Table of Contents

1 Your Task

1.1 Before you code

Examine the supplied skeleton code which implements Conway’s Game of Life. You should only edit life-parallel.c, but that interacts with many other files in the package.

Make sure you look at input/README.md, as well as life.h and any other files you wish.

The provided code will compile and run. We encourage experimenting with it before adding any code of your own.

Address sanitizer on department machines

Some students have reported that clang fails to build the life-asan version once they add threading. There are at least two known workarounds.

Change the makefile to use gcc instead of clang, and module load gcc instead of module load clang-llvm.
Use make life instead of just make, so that make builds only the non-address-sanitizer version.

I’ve asked the systems staff to add threaded asan for clang, but it is not yet clear when that will be done.

Make sure you understand how simulate_life_serial works. You’ll be making a (more complicated) parallel version of this, and are unlikely to be successful if you don’t understand this starting point.

1.2 Implement parallel Life

Create a parallel version (using pthreads) in life-parallel.c. You must use the provided header

void simulate_life_parallel(int threads, LifeBoard &state, int steps)

life-serial.c contains a correct, working single-threaded implementation you are welcome to borrow from. You should write helper functions as appropriate to keep your code well-organized.

Additional constraints:

Your implementation must be correct (result in the expected final board configuration) for all boards and iteration counts.
You must call pthread_create exactly threads times. Do not create more or fewer threads, nor create new threads for each iteration of the simulation.
We must be able to call simulate_life_parallel from multiple threads concurrently. Do not use global variables or other thread-unsafe practices.
You must have no memory leaks or other memory errors. The provided Makefile builds a version with the address sanitizer enabled automatically as life-asan; this must run without errors.
You must call the appropriate pthread_***_destroy for each pthread_***_init you call to reclaim any pthreads-allocated memory.
On a multi-core machine, your parallel code must be noticeably faster than the serial code when run on sufficiently large boards for sufficiently many iterations.
And, of course, you are still bound by all the usual course policies.
You must not use OpenMP in your solution: we are trying to measure your understanding of the lower-level tools OpenMP uses.

That said, you may add a file life_parallel_omp.c that does use OpenMP for a small amount of extra credit. If so, you should include a block comment at the top of life-parallel-omp.c that compares your raw-pthreads and OpenMP implementations in terms of both code simplicity and performance.

1.3 Test your code.

Uncomment the lines of main.c that are marked as appropriate to uncomment after simulate_life_parallel is written. Then test your code, as e.g. by running

./life to see the usage hints.
life-asan 10 input/make-a time to check for memory leaks (but do not trust its timing, the address sanitizer slows things down a lot).
./life 0 input/o0075 serial-result to ensure you can load an example file.
./life 110 input/o0075 serial-result to ensure you can simulate an example file.
./life 10 input/make-a time to time the make-a file with 10 steps.
./time-examples.sh to get a sense of how you are doing on parallel performance.

2 Tips

This assignment was designed to be a natural fit for barriers.
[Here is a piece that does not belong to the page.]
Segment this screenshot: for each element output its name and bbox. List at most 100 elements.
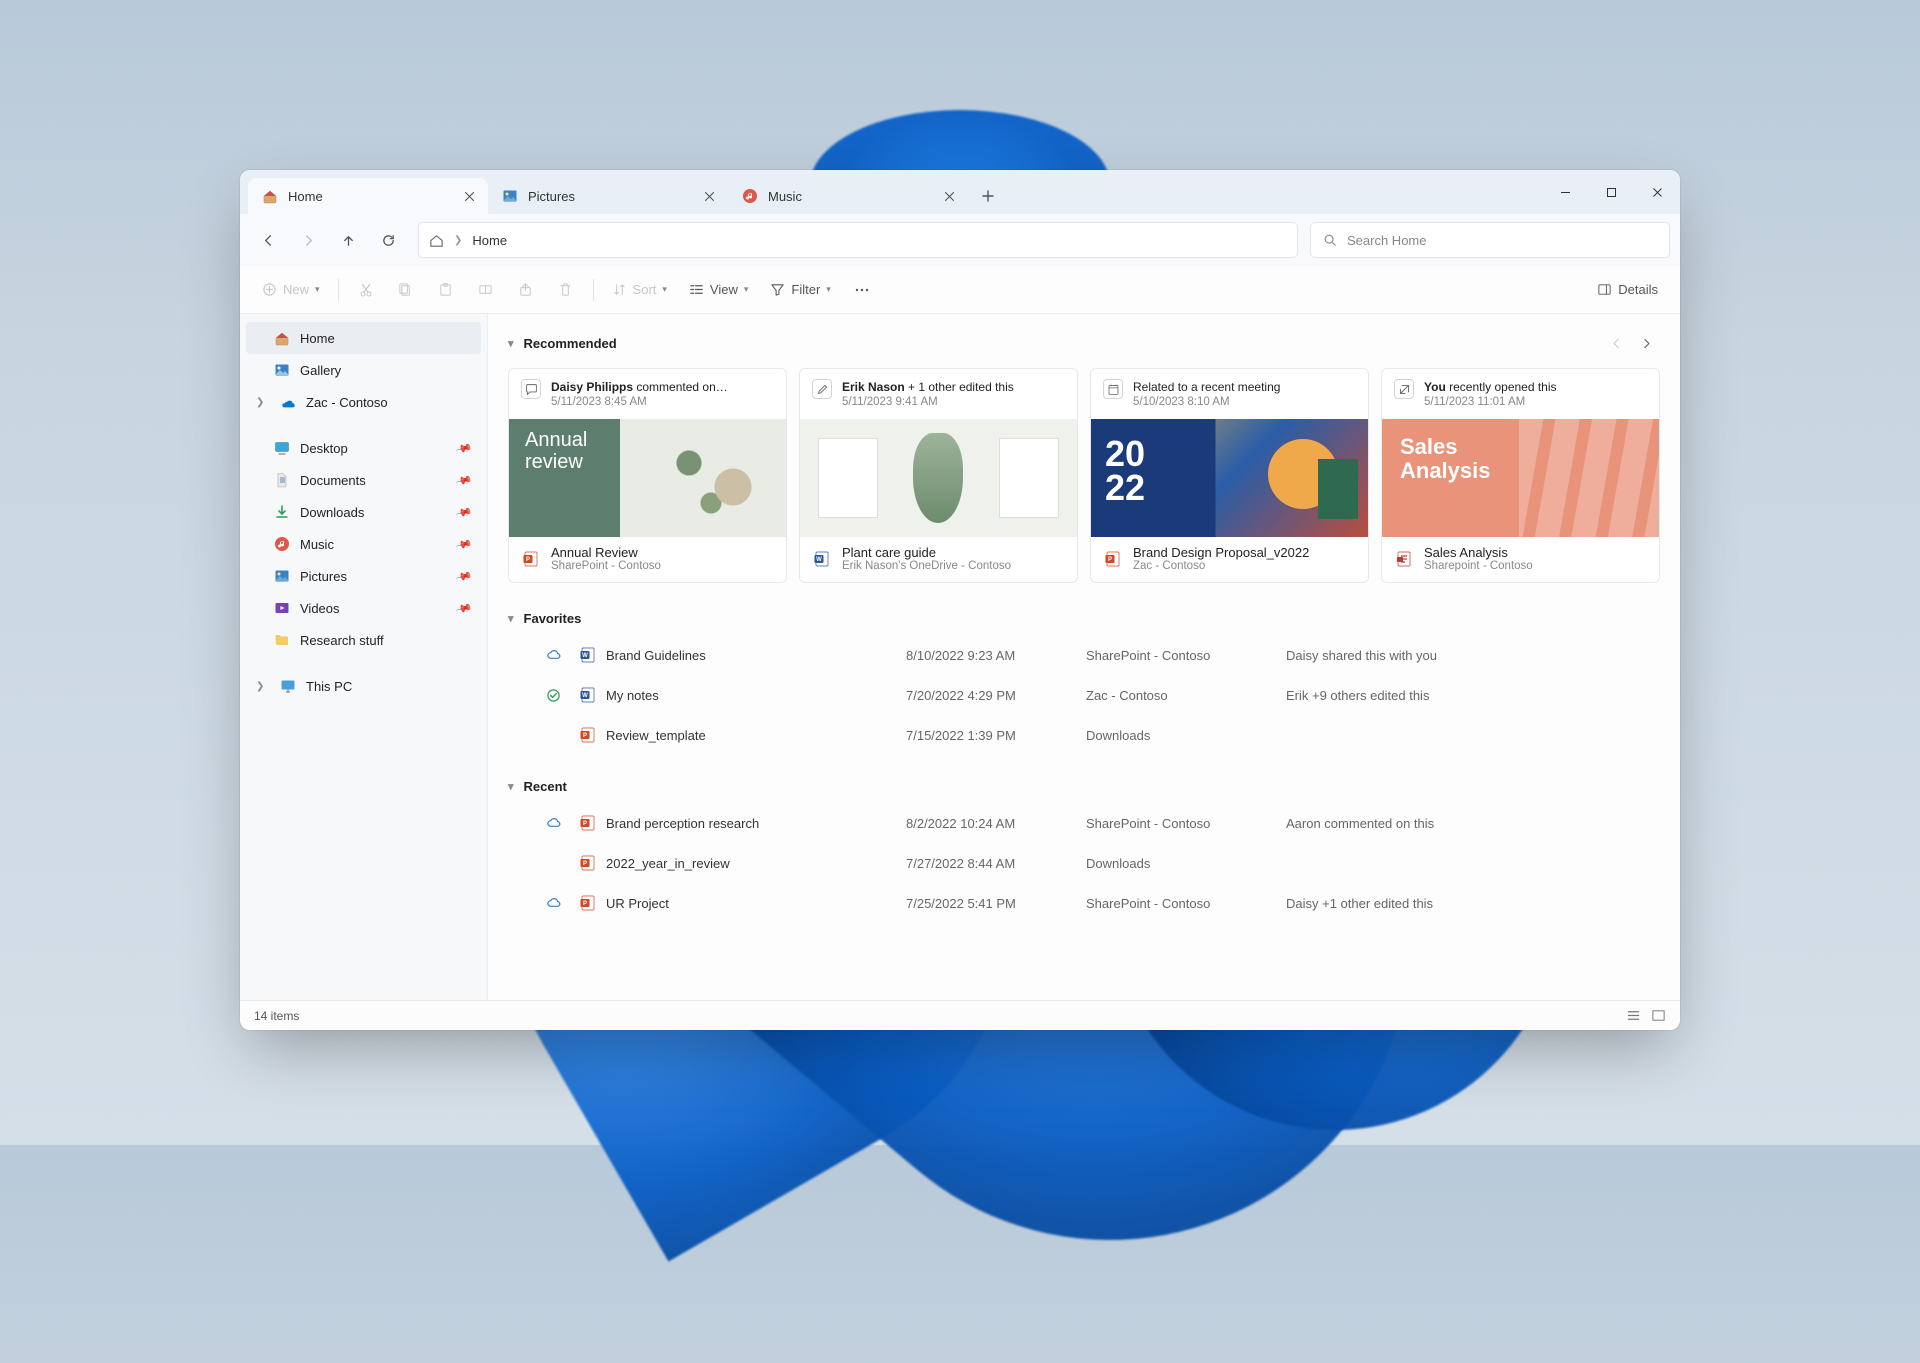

You are strongly encourage to get a barrier-based solution working first before attempting any other approaches.
You should choose some way to split up the grid between threads. You will get best performance if each thread works on a part of the grid that is contiguous in memory, so you get better locality within a thread. This also will avoid performance problems associated with two processors trying to modify data in different parts of the same cache block.
To compute the value of a cell in generation i, one needs the value of its neighbors in generation i-1. Barriers are one way to make sure that the values from generation i-1 are available before any thread starts computing generation i.
The supplied code calls LB_swap() to exchange boards. If one uses that code as is, one must ensure that all threads stop accessing the boards before the swap happens and don’t start accessing the boards again until the swap finishes.
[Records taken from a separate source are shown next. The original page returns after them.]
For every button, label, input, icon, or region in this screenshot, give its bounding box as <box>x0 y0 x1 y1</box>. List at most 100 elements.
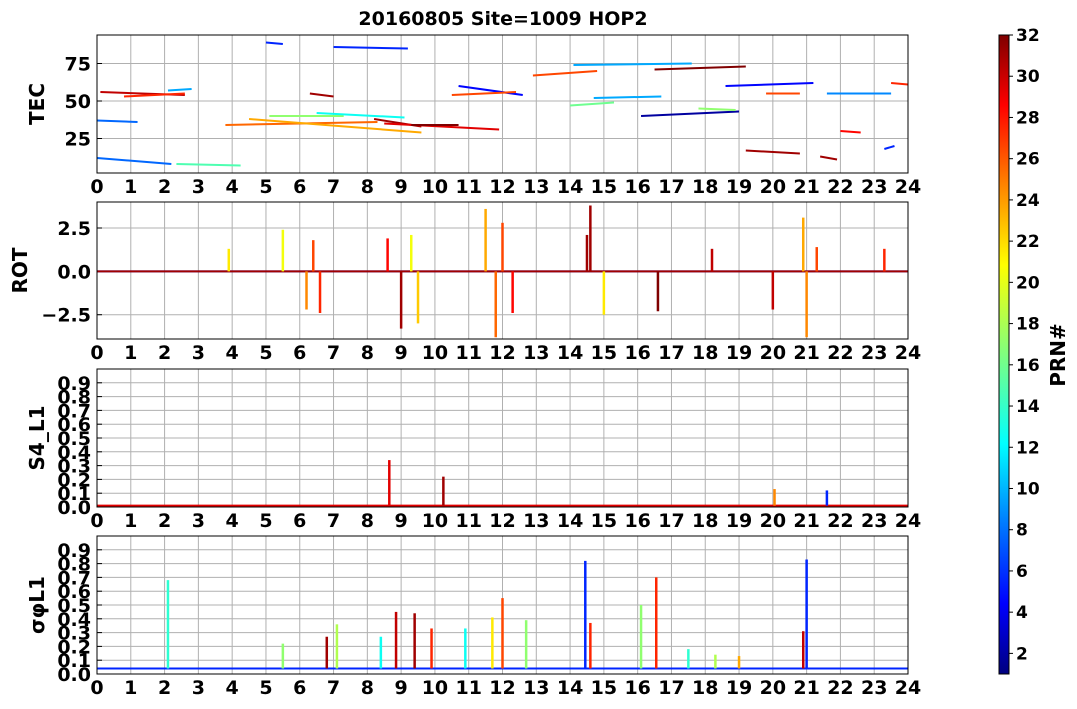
series-line <box>654 65 746 71</box>
x-tick-label: 8 <box>361 342 374 364</box>
colorbar-tick-label: 28 <box>1016 108 1040 128</box>
y-tick-label: 25 <box>65 129 91 151</box>
colorbar-tick-label: 10 <box>1016 479 1040 499</box>
x-tick-label: 14 <box>557 510 583 532</box>
x-tick-label: 8 <box>361 510 374 532</box>
series-line <box>309 92 334 98</box>
colorbar-label: PRN# <box>1046 323 1070 387</box>
x-tick-label: 13 <box>523 510 549 532</box>
x-tick-label: 14 <box>557 342 583 364</box>
x-tick-label: 2 <box>158 342 171 364</box>
x-tick-label: 19 <box>726 677 752 699</box>
x-tick-label: 17 <box>658 176 684 198</box>
x-tick-label: 3 <box>192 510 205 532</box>
x-tick-label: 3 <box>192 176 205 198</box>
x-tick-label: 6 <box>293 342 306 364</box>
x-tick-label: 21 <box>793 342 819 364</box>
x-tick-label: 19 <box>726 510 752 532</box>
x-tick-label: 18 <box>692 677 718 699</box>
series-line <box>698 107 736 111</box>
x-tick-label: 15 <box>591 677 617 699</box>
x-tick-label: 18 <box>692 176 718 198</box>
colorbar-ticks: 2468101214161820222426283032 <box>1009 26 1040 664</box>
x-tick-label: 9 <box>395 510 408 532</box>
y-axis-label: S4_L1 <box>25 406 49 471</box>
panels: 0 1 2 3 4 5 6 7 8 9 10 11 12 13 14 15 16 17 18 19 20 21 22 23 24… <box>8 34 921 699</box>
y-axis-label: TEC <box>25 83 49 125</box>
series-line <box>884 145 895 150</box>
x-tick-label: 4 <box>226 176 239 198</box>
x-tick-label: 19 <box>726 342 752 364</box>
panel-2: 0 1 2 3 4 5 6 7 8 9 10 11 12 13 14 15 16 17 18 19 20 21 22 23 24… <box>8 201 921 364</box>
x-tick-label: 13 <box>523 342 549 364</box>
x-tick-label: 0 <box>90 677 103 699</box>
x-tick-label: 10 <box>422 342 448 364</box>
colorbar-tick-label: 26 <box>1016 150 1040 170</box>
x-tick-label: 12 <box>489 677 515 699</box>
x-tick-label: 14 <box>557 176 583 198</box>
x-tick-label: 16 <box>624 677 650 699</box>
series-line <box>97 157 172 165</box>
x-tick-label: 11 <box>455 342 481 364</box>
x-tick-label: 12 <box>489 510 515 532</box>
x-tick-label: 0 <box>90 176 103 198</box>
panel-4: 0 1 2 3 4 5 6 7 8 9 10 11 12 13 14 15 16 17 18 19 20 21 22 23 24… <box>25 535 921 699</box>
colorbar-tick-label: 8 <box>1016 521 1028 541</box>
x-tick-label: 1 <box>124 677 137 699</box>
colorbar-tick-label: 18 <box>1016 315 1040 335</box>
y-tick-label: 0.9 <box>57 373 91 395</box>
y-tick-label: 0.0 <box>57 261 91 283</box>
x-tick-label: 5 <box>259 176 272 198</box>
colorbar-gradient <box>998 34 1010 675</box>
x-tick-label: 20 <box>760 176 786 198</box>
x-tick-label: 9 <box>395 342 408 364</box>
x-tick-label: 5 <box>259 342 272 364</box>
series-line <box>333 46 408 50</box>
x-tick-label: 12 <box>489 342 515 364</box>
x-tick-label: 9 <box>395 176 408 198</box>
colorbar-tick-label: 12 <box>1016 438 1040 458</box>
figure: 20160805 Site=1009 HOP2 0 1 2 3 4 5 6 7 8 9 10 11 12… <box>8 8 1070 699</box>
x-tick-label: 12 <box>489 176 515 198</box>
series-line <box>570 101 615 107</box>
x-tick-label: 11 <box>455 176 481 198</box>
x-tick-label: 0 <box>90 510 103 532</box>
x-tick-label: 16 <box>624 510 650 532</box>
x-tick-label: 23 <box>861 510 887 532</box>
series-line <box>840 130 861 134</box>
x-tick-label: 20 <box>760 342 786 364</box>
series-line <box>640 110 740 117</box>
x-tick-label: 1 <box>124 510 137 532</box>
panel-3: 0 1 2 3 4 5 6 7 8 9 10 11 12 13 14 15 16 17 18 19 20 21 22 23 24… <box>25 368 921 532</box>
x-tick-label: 18 <box>692 510 718 532</box>
colorbar: 2468101214161820222426283032 PRN# <box>998 26 1070 675</box>
colorbar-tick-label: 20 <box>1016 273 1040 293</box>
y-tick-label: 2.5 <box>57 218 91 240</box>
x-tick-label: 15 <box>591 510 617 532</box>
x-tick-label: 2 <box>158 510 171 532</box>
x-tick-label: 7 <box>327 176 340 198</box>
x-tick-label: 10 <box>422 677 448 699</box>
series-line <box>265 41 283 45</box>
x-tick-label: 22 <box>827 176 853 198</box>
x-tick-label: 8 <box>361 176 374 198</box>
series-line <box>819 155 838 161</box>
x-tick-label: 24 <box>895 342 921 364</box>
y-tick-label: −2.5 <box>41 305 91 327</box>
y-tick-label: 0.9 <box>57 540 91 562</box>
x-tick-label: 8 <box>361 677 374 699</box>
x-tick-label: 6 <box>293 176 306 198</box>
x-tick-label: 20 <box>760 510 786 532</box>
x-tick-label: 2 <box>158 176 171 198</box>
x-tick-label: 2 <box>158 677 171 699</box>
x-tick-label: 21 <box>793 176 819 198</box>
x-tick-label: 22 <box>827 677 853 699</box>
y-axis-label: σφL1 <box>25 576 49 634</box>
x-tick-label: 3 <box>192 342 205 364</box>
x-tick-label: 14 <box>557 677 583 699</box>
x-tick-label: 0 <box>90 342 103 364</box>
colorbar-tick-label: 16 <box>1016 356 1040 376</box>
x-tick-label: 17 <box>658 677 684 699</box>
x-tick-label: 21 <box>793 677 819 699</box>
x-tick-label: 4 <box>226 677 239 699</box>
An alternative, which calls wait on barriers fewer times each iteration, is to avoid swapping by having an even state and odd state and choose which board to write to based on the generation number. (In even iterations, threads would use the odd version of the state to write to the even state; and in odd iterations, threads would use the even version of the state to write to the odd state.) In this way, rather than waiting for the swap to finish before starting the next generation, threads just need to wait for all other threads to have finished the current generation.
You should be able to reuse almost all of the simulate_life_serial code. You will probably need to split it into at least two functions — one that represents the work done in separate threads and one that spawns the threads and waits for them to finish.
If you find yourself tempted to use a global variable (such as a global mutex or barrier), you can usually get away with adding it as a field of a struct passed in by reference to your thread function’s void * parameter instead.

3 Caveats

MacOS and OS X ship with only a subset of the pthreads library, notably excluding pthread_barrier_t and its associated functions. You should probably use portal, a virtual machine, etc. See our COA1 guide for more.